The study, published in the journal Hepatology, also found a high carbohydrate diet associated with a lower risk of cirrhosis -- a disease where liver tissue is replaced by fibrous scar tissue.
Study leader George Ioannou of Veterans Affairs Puget Sound Health Care System in Seattle used data from 9,221 participants in the National Health Examination Survey. The study participants did not suffer from cirrhosis or liver cancer at the start of the study and completed a 24-hour dietary recall questionnaire.
During the follow-up period -- an average of 13.3 years -- 118 participants received a new diagnosis of cirrhosis and five people a diagnosis of liver cancer. These individuals were more likely to be male, diabetic, non-white, older, more obese with more central fat distribution and had higher alcohol consumption.

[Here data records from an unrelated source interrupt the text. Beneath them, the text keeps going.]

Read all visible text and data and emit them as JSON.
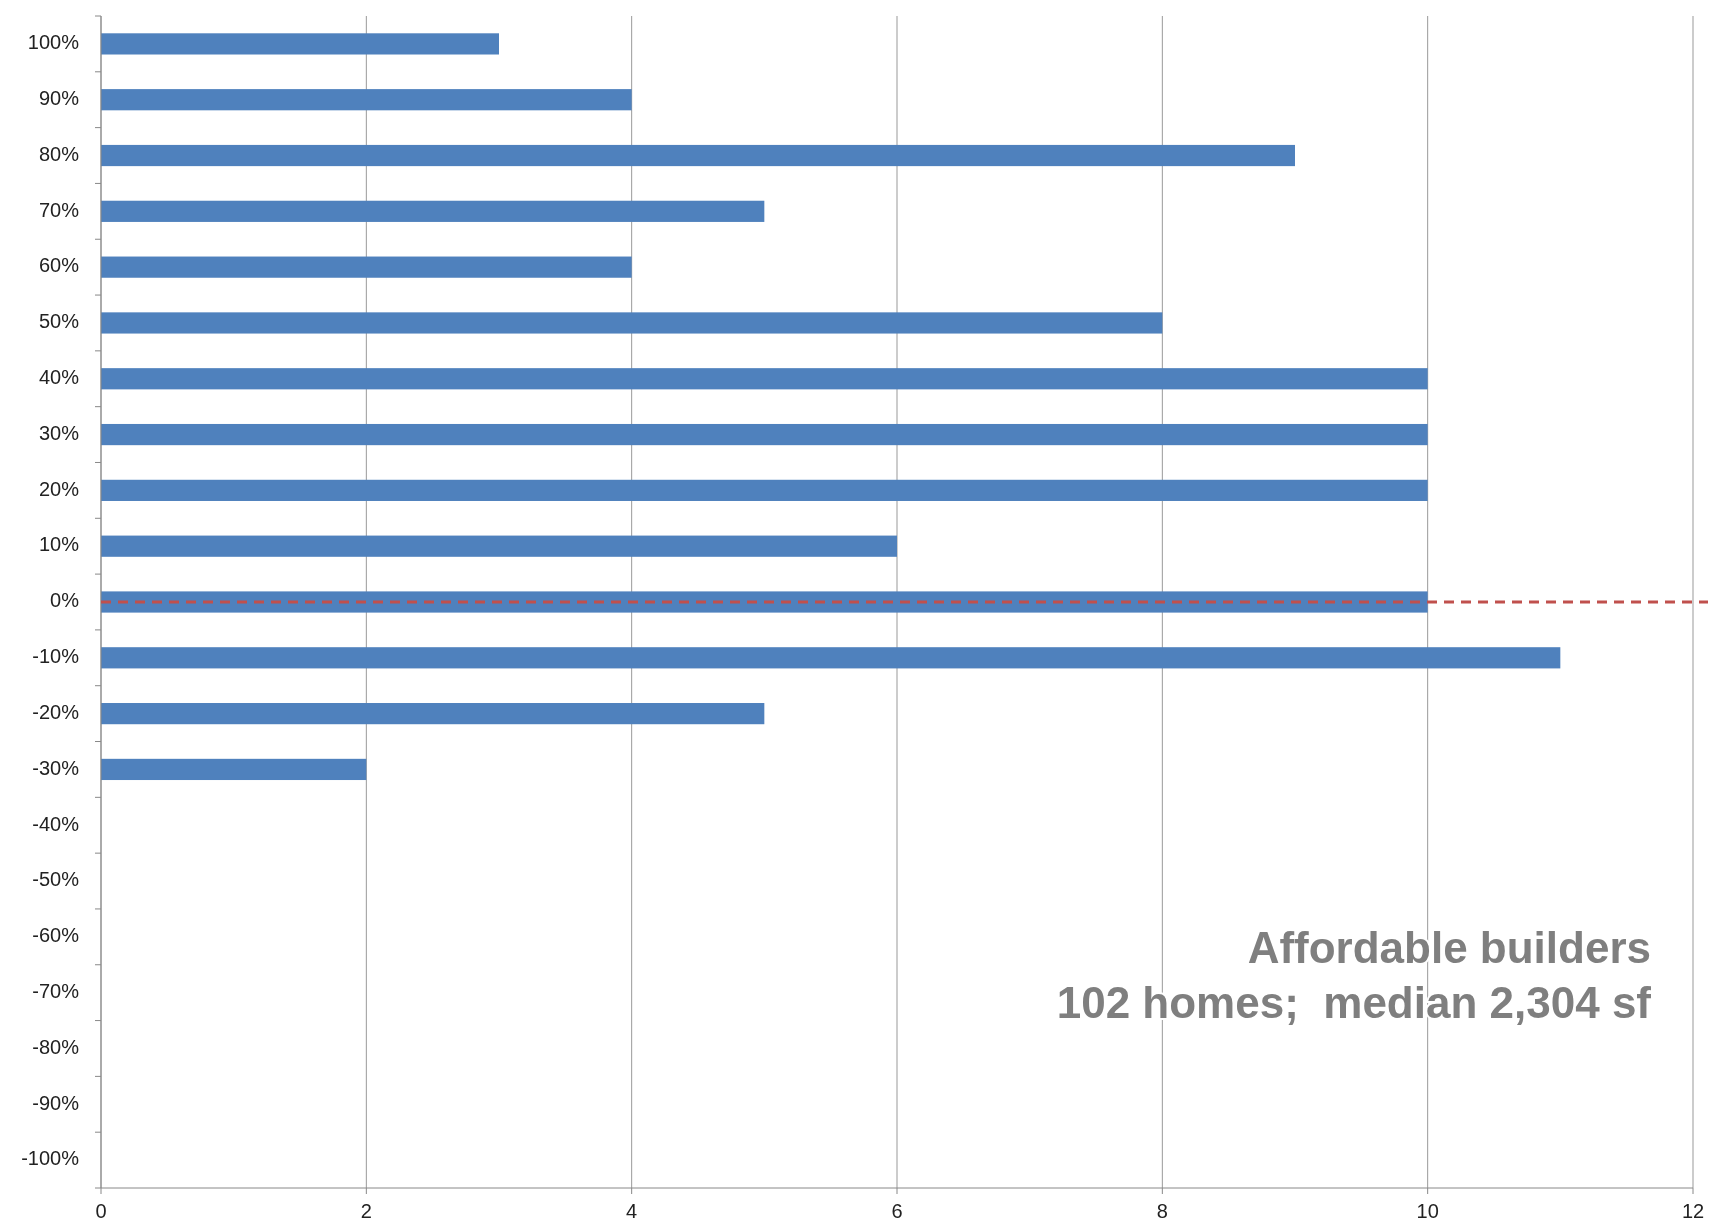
{
  "chart_data": {
    "type": "bar",
    "orientation": "horizontal",
    "categories": [
      "100%",
      "90%",
      "80%",
      "70%",
      "60%",
      "50%",
      "40%",
      "30%",
      "20%",
      "10%",
      "0%",
      "-10%",
      "-20%",
      "-30%",
      "-40%",
      "-50%",
      "-60%",
      "-70%",
      "-80%",
      "-90%",
      "-100%"
    ],
    "values": [
      3,
      4,
      9,
      5,
      4,
      8,
      10,
      10,
      10,
      6,
      10,
      11,
      5,
      2,
      0,
      0,
      0,
      0,
      0,
      0,
      0
    ],
    "color": "#4f81bd",
    "xlim": [
      0,
      12
    ],
    "xticks": [
      0,
      2,
      4,
      6,
      8,
      10,
      12
    ],
    "grid": "x",
    "ref_lines": [
      {
        "axis": "y",
        "value": "0%",
        "color": "#c0504d",
        "line_style": "dashed"
      }
    ],
    "annotations": [
      "Affordable builders",
      "102 homes;  median 2,304 sf"
    ]
  }
}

Subgroup analyses, the researchers said, showed the significant associations of protein and cholesterol intake with cirrhosis or liver cancer described in the entire study population were limited to overweight or obese persons.
"No such associations were observed in normal-weight persons," the study authors said in a statement. "Our study raises the possibility that dietary factors may be important, modifiable, and hitherto unrecognized determinants of liver disease progression."